Consumption of sugar-sweetened beverages (SSBs) has been associated with increased risk of heart disease, type 2 diabetes, and metabolic syndrome. These associations may be due to increased body fat, but have also been hypothesized to occur through mechanisms unrelated to body composition, such as chronic low-grade inflammation.
Table sugar is a disaccharide (two simple sugars linked chemically) made up of equal parts glucose and fructose. High-fructose corn syrup (HFCS) is just slightly different in composition compared to sugar, containing 55% fructose, 41% glucose, and 4% other saccharides. It’s been theorized that the fructose component may be disproportionately responsible for the associations seen between SSB intake and risk factors for chronic inflammation, abnormal blood lipid values, and decreased insulin sensitivity. Metabolic comparisons to alcohol consumption have also been made to fructose.

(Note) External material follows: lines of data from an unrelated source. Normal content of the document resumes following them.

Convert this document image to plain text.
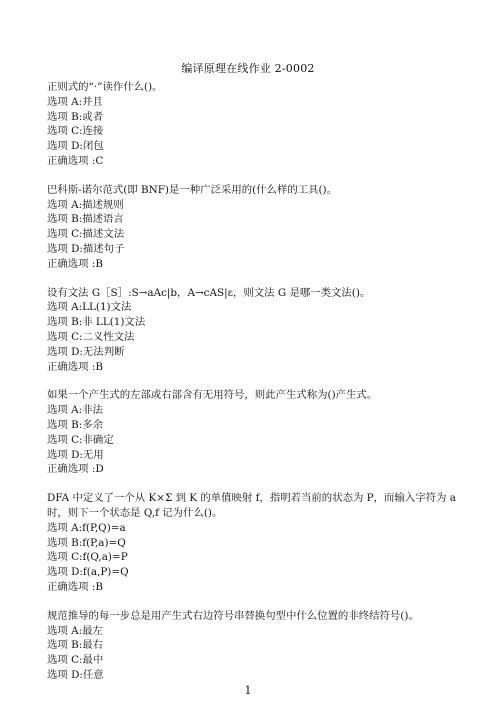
编译原理在线作业 2-0002
正则式的“·”读作什么()。
选项 A:并且
选项 B:或者
选项 C:连接
选项 D:闭包
正确选项 :C
巴科斯-诺尔范式(即 BNF)是一种广泛采用的(什么样的工具()。
选项 A:描述规则
选项 B:描述语言
选项 C:描述文法
选项 D:描述句子
正确选项 :B
设有文法 G［S］:S→aAc|b，A→cAS|ε，则文法 G 是哪一类文法()。
选项 A:LL(1)文法
选项 B:非 LL(1)文法
选项 C:二义性文法
选项 D:无法判断
正确选项 :B
如果一个产生式的左部或右部含有无用符号，则此产生式称为()产生式。
选项 A:非法
选项 B:多余
选项 C:非确定
选项 D:无用
正确选项 :D
DFA 中定义了一个从 K×Σ 到 K 的单值映射 f，指明若当前的状态为 P，而输入字符为 a 时，则下一个状态是 Q,f 记为什么()。
选项 A:f(P,Q)=a
选项 B:f(P,a)=Q
选项 C:f(Q,a)=P
选项 D:f(a,P)=Q
正确选项 :B
规范推导的每一步总是用产生式右边符号串替换句型中什么位置的非终结符号()。
选项 A:最左
选项 B:最右
选项 C:最中
选项 D:任意
1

There are multiple mechanisms to explain why fructose might be more problematic compared to the consumption of an equivalent amount of glucose, some of which are summarized in Figure 1. Studies in mice have suggested that consumption of fructose can trigger hepatic and systemic inflammation via increased intestinal permeability and the translocation of endotoxin from the gut and into circulation. An increase in de novo lipogenesis (the body’s synthesis of fatty acids) has also been observed when substituting liquid fructose in place of solid carbohydrate foods, which can increase production of fetuin-A (a protein secreted by the liver and adipose tissue) and in turn lead to increased activity of inflammatory pathways in adipose tissue.
To further examine the links between the types of carbohydrate consumed and their effects on inflammation and intestinal permeability, researchers set out to compare the effects of consuming beverages sweetened with fructose, HFCS, or glucose for eight days. This study warrants interest for a number of reasons: 1) researchers recruited human participants, 2) it is a randomized controlled trial rather than observational, 3) it attempted to keep bodyweight stable to determine whether fructose is inflammatory in the absence of major bodyweight changes, and 4) it looked specifically at adipose tissue inflammation, which is hypothesized to have a particularly important link with metabolic dysfunction.
Sugar-sweetened beverages are associated with chronic inflammation, which can be related to increased risks for diabetes and heart disease. Researchers compared the metabolic effects of beverages sweetened with fructose, high-fructose corn syrup (HFCS), and glucose on markers of systemic and adipose tissue inflammation as well as intestinal permeability.